A FecomercioSP prevê aumento de até 3% nas vendas do comércio varejista em novembro comparada ao mesmo período do ano passado, principalmente em supermercados e materiais de construção. Segundo a entidade, o aumento deve ser puxado pela Black Friday, que acontecerá no dia 27 de novembro.

A data servirá como um termômetro para as compras de Natal, que, segundo a federação, também devem registrar crescimento neste ano. Se as previsões se confirmarem, o varejo terminará o ano com uma queda de 3%, um cenário melhor do que o previsto no início da pandemia da covid-19.

Apesar das previsões otimistas da entidade em relação à Black Friday, a FecomercioSP avalia que a abertura gradativa dos estabelecimentos não será suficiente para recuperar as perdas do setor este ano. “O grau de incertezas em relação à economia ainda é grande, principalmente em relação às variáveis de emprego e renda”, disse a entidade.

Para potencializar o faturamento na Black Friday, a entidade orienta que os estabelecimentos coloquem em prática planos de fidelização de clientes e descontos em produtos – que costumam ser as principais ações do varejo para a data -, considerando um cenário de aumento do desemprego e redução paralela na renda e também na confiança dos consumidores.

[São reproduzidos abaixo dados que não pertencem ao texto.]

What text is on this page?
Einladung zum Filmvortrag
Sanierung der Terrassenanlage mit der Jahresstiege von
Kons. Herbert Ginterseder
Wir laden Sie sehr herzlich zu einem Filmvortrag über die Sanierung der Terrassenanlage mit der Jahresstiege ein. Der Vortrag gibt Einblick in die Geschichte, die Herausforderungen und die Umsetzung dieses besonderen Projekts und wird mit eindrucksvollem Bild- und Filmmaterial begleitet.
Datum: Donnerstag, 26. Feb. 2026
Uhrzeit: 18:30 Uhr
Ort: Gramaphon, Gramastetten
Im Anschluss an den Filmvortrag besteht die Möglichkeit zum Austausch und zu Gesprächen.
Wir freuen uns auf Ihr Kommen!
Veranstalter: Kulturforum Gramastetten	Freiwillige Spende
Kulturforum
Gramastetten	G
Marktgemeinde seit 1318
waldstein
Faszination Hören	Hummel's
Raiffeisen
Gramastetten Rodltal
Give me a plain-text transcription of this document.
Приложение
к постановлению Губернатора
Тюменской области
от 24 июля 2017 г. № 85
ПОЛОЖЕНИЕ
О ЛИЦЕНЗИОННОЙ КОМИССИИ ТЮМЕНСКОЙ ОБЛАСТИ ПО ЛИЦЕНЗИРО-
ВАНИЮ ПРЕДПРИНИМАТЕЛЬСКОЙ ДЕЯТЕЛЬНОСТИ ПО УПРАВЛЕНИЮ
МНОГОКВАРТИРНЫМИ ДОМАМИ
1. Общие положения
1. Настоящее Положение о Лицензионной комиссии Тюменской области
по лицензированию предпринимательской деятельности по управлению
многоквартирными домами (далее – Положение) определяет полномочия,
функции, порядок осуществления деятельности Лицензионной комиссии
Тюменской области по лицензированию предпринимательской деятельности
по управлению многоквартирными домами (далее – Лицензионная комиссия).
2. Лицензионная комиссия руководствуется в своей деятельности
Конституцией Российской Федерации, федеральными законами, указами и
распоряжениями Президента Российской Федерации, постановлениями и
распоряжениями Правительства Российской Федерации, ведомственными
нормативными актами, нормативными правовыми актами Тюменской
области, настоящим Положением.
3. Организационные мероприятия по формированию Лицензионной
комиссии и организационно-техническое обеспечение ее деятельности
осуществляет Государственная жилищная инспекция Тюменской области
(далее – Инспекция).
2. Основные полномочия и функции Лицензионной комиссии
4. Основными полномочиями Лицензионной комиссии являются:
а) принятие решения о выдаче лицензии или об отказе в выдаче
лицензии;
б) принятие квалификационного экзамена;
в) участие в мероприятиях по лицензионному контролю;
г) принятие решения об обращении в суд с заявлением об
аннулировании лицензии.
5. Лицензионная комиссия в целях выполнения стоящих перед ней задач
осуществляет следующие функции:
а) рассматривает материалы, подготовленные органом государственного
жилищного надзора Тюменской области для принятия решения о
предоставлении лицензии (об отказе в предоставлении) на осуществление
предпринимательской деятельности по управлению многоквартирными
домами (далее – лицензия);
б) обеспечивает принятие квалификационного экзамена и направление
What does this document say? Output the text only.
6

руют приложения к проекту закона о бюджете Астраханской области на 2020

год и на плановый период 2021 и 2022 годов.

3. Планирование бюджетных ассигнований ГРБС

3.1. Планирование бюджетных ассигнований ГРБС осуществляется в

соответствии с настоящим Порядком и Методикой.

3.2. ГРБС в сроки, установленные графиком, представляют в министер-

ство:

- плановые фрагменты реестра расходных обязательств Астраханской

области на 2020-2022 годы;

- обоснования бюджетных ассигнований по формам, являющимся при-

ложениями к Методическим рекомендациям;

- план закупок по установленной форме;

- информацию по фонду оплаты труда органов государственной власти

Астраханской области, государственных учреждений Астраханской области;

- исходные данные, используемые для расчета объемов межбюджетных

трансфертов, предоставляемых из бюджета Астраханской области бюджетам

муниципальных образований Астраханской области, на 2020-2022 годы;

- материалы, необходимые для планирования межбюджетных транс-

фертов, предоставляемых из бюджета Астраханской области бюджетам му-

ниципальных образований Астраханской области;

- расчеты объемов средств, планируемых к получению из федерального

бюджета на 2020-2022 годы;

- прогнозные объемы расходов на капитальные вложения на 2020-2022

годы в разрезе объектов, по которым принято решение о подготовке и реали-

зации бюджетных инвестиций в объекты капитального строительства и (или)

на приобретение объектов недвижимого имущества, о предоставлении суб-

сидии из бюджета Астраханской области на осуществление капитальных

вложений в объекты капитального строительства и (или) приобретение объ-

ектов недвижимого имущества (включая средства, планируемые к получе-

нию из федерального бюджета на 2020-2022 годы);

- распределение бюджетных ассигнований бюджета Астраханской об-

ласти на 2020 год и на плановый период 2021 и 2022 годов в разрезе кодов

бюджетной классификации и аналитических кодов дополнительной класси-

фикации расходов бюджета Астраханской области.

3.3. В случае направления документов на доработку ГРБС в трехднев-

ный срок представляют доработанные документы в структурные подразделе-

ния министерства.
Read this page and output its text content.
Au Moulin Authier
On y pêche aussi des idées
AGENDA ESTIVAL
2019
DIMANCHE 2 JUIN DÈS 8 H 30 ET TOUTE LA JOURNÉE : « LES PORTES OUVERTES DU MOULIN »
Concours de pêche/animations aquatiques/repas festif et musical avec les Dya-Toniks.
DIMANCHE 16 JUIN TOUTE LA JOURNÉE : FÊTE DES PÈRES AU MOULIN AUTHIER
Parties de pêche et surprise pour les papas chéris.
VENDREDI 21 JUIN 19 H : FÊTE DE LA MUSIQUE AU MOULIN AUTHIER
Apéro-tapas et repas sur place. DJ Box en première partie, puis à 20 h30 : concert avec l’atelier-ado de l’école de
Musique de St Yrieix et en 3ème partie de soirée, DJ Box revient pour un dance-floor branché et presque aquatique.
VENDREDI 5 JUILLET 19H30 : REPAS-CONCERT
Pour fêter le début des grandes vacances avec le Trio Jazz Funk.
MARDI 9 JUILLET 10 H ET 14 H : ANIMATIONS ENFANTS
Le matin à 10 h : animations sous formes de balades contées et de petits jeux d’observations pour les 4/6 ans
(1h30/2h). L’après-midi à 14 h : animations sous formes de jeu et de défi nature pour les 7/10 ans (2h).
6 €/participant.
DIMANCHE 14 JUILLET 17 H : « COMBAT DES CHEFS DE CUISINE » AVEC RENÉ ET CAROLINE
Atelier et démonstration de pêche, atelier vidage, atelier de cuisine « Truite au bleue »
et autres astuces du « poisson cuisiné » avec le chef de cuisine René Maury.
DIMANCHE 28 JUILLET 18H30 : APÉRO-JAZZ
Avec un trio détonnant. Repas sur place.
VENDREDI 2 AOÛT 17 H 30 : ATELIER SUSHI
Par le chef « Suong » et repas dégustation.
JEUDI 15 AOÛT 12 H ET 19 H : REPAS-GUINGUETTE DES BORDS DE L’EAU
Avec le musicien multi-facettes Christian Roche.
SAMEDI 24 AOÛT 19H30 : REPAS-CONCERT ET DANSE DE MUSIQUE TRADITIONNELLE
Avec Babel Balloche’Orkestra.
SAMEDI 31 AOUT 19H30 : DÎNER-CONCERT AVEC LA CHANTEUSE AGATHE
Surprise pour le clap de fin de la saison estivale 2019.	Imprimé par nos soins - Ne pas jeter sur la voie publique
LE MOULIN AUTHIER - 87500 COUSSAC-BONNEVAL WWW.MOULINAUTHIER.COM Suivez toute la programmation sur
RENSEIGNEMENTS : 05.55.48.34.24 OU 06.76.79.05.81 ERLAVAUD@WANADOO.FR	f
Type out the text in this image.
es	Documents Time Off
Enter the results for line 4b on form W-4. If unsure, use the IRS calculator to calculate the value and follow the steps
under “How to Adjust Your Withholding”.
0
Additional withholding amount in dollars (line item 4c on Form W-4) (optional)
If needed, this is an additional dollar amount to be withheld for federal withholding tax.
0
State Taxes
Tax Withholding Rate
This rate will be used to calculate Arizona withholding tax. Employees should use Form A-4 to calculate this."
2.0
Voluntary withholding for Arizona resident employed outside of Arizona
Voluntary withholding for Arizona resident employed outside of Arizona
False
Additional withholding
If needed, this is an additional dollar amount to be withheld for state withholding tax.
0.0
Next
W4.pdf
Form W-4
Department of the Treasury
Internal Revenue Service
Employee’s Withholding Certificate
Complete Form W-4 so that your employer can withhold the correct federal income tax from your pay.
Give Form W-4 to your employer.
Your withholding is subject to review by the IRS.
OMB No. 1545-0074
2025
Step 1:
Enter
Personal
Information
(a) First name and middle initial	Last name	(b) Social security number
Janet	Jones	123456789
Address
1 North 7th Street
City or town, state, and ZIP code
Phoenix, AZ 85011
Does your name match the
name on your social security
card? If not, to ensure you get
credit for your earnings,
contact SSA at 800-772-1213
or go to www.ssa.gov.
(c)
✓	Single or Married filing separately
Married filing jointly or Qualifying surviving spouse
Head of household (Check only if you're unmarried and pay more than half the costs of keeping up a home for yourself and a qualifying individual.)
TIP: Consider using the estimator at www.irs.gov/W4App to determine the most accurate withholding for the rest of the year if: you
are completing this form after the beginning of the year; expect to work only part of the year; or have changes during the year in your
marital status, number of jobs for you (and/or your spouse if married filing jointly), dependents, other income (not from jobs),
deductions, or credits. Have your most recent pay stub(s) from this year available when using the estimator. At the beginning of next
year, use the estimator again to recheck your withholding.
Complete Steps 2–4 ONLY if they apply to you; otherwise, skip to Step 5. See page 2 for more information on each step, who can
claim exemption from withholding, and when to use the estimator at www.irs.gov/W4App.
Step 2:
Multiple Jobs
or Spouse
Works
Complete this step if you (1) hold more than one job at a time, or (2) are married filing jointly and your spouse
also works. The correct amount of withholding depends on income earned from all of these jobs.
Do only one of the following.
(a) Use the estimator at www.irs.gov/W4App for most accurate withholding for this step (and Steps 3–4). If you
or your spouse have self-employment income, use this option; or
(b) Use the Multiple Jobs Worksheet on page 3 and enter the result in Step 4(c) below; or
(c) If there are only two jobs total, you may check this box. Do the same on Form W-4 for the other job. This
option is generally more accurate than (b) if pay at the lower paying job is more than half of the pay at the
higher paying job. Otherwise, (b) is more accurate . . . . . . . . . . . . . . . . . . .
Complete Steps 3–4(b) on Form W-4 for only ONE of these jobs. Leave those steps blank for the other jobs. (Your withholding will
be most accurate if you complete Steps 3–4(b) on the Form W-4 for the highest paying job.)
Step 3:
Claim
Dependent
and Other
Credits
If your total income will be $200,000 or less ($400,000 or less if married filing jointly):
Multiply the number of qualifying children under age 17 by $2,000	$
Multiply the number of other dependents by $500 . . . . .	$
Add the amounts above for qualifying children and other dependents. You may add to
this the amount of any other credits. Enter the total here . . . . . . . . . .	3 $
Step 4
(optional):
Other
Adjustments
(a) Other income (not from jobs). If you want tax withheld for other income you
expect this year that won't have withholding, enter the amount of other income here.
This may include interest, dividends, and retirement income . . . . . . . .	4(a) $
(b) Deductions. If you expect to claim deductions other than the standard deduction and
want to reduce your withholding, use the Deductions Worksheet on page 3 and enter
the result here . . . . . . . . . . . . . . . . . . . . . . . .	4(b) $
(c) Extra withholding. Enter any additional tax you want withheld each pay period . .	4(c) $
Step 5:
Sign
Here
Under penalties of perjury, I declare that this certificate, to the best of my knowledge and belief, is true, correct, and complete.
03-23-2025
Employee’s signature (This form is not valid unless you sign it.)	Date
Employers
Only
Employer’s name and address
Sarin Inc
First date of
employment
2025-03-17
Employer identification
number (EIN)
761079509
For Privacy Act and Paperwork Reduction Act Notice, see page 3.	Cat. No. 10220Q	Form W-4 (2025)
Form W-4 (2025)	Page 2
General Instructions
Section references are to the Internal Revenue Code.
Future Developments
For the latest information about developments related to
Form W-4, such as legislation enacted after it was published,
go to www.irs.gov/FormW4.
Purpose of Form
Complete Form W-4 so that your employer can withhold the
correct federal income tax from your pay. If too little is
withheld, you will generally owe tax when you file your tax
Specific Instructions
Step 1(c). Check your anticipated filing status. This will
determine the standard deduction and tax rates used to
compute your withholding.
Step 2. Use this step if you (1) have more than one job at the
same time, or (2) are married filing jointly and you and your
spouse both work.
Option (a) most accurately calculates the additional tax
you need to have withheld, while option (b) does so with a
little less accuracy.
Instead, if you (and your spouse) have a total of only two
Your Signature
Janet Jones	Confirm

No entanto, a federação alerta para que não comprometam as margens de lucro. “Isso significa dizer que, para ter um bom resultado ao fim do mês, eles devem ir às contas: mensurar custos, checar o estoque antecipadamente e planejar a gestão de fornecedores para, só então, estipular os descontos que podem oferecer. Caso contrário, corre-se o risco de vender a preços muito baixos para atrair a demanda da Black Friday e contabilizar prejuízos depois que a data passar”, recomenda a entidade.

A gestão de estoques deve dar a tônica dos bons resultados do setor nesta Black Friday: conceder descontos aos produtos que estão parados ou com baixo giro é a principal estratégia para lucrar na data, orienta a assessoria técnica da entidade. Outro alerta é em relação ao frete grátis, prática comum nessa época do ano. Em um período no qual muitos varejistas tiveram dificuldades no fluxo de caixa, assumir esse custo para vender mais pode significar perdas substanciais.

Segundo a FecomercioSP, é importante principalmente para o varejo físico que os protocolos sanitários em meio à pandemia continuem sendo praticados, como limitação no fluxo de pessoas, medição de temperatura e disponibilização de álcool em gel. No caso do e-commerce, medidas como atendimento agendado e serviço de entrega em esquema drive-thru também devem permanecer durante a Black Friday.